Since 2016, most leaders and members of the Mejlis have been forced to leave Crimea.
According to the civil rights organization Crimean Solidarity, as of April 24, 2024, there are 218 political prisoners in Crimea, of whom 133 are Crimean Tatars. 117 out of these 133 are detained on charges linking them to the Hizb-ut-Tahrir movement. They are accused of terrorism and extremist activities, and sentenced to stupendous terms of up to 20 years imprisonment for “offenses” such as discussing Islam. An independent project Support for Political Prisoners. Memorial recognizes them as political prisoners persecuted on religious grounds.
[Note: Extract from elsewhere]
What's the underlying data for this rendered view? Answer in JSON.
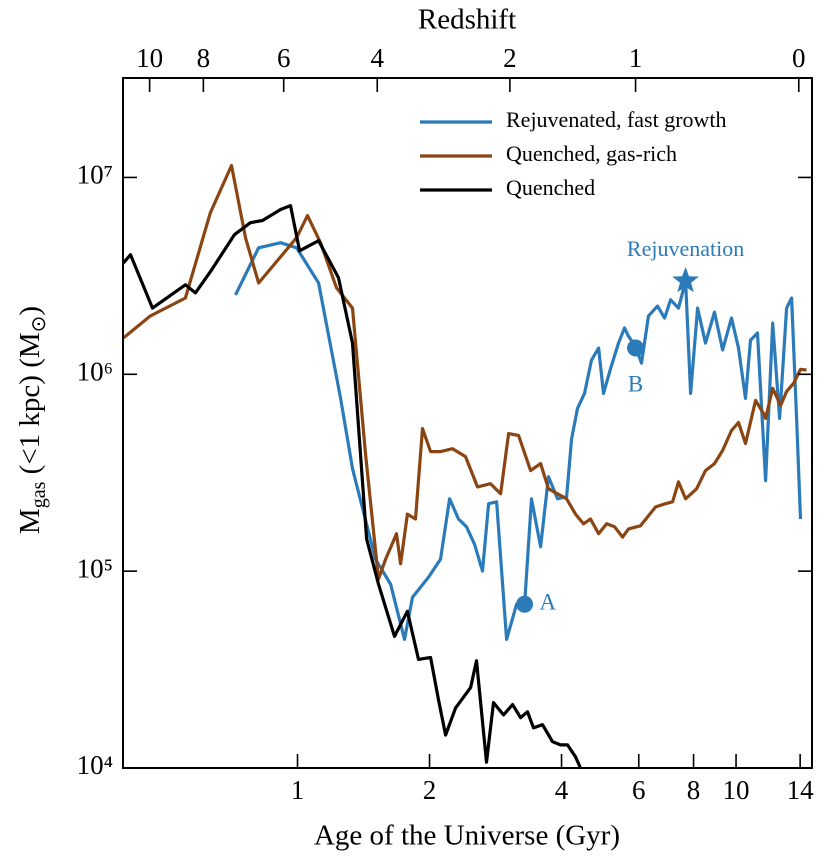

Activists call this a “hybrid deportation.” “In 1944, labeling us as criminals, Crimean Tatars were deported from Crimea. Today, similarly, by calling them terrorists, extremists, separatists, people are thrown into police buses and taken to Russian prisons,” says human rights activist Mumine Salieva.
“In 1944, labeling us as criminals, Crimean Tatars were deported from Crimea. Today, similarly, by calling them terrorists, extremists, separatists, people are thrown into police buses and taken to Russian prisons,”
says human rights activist Mumine Salieva.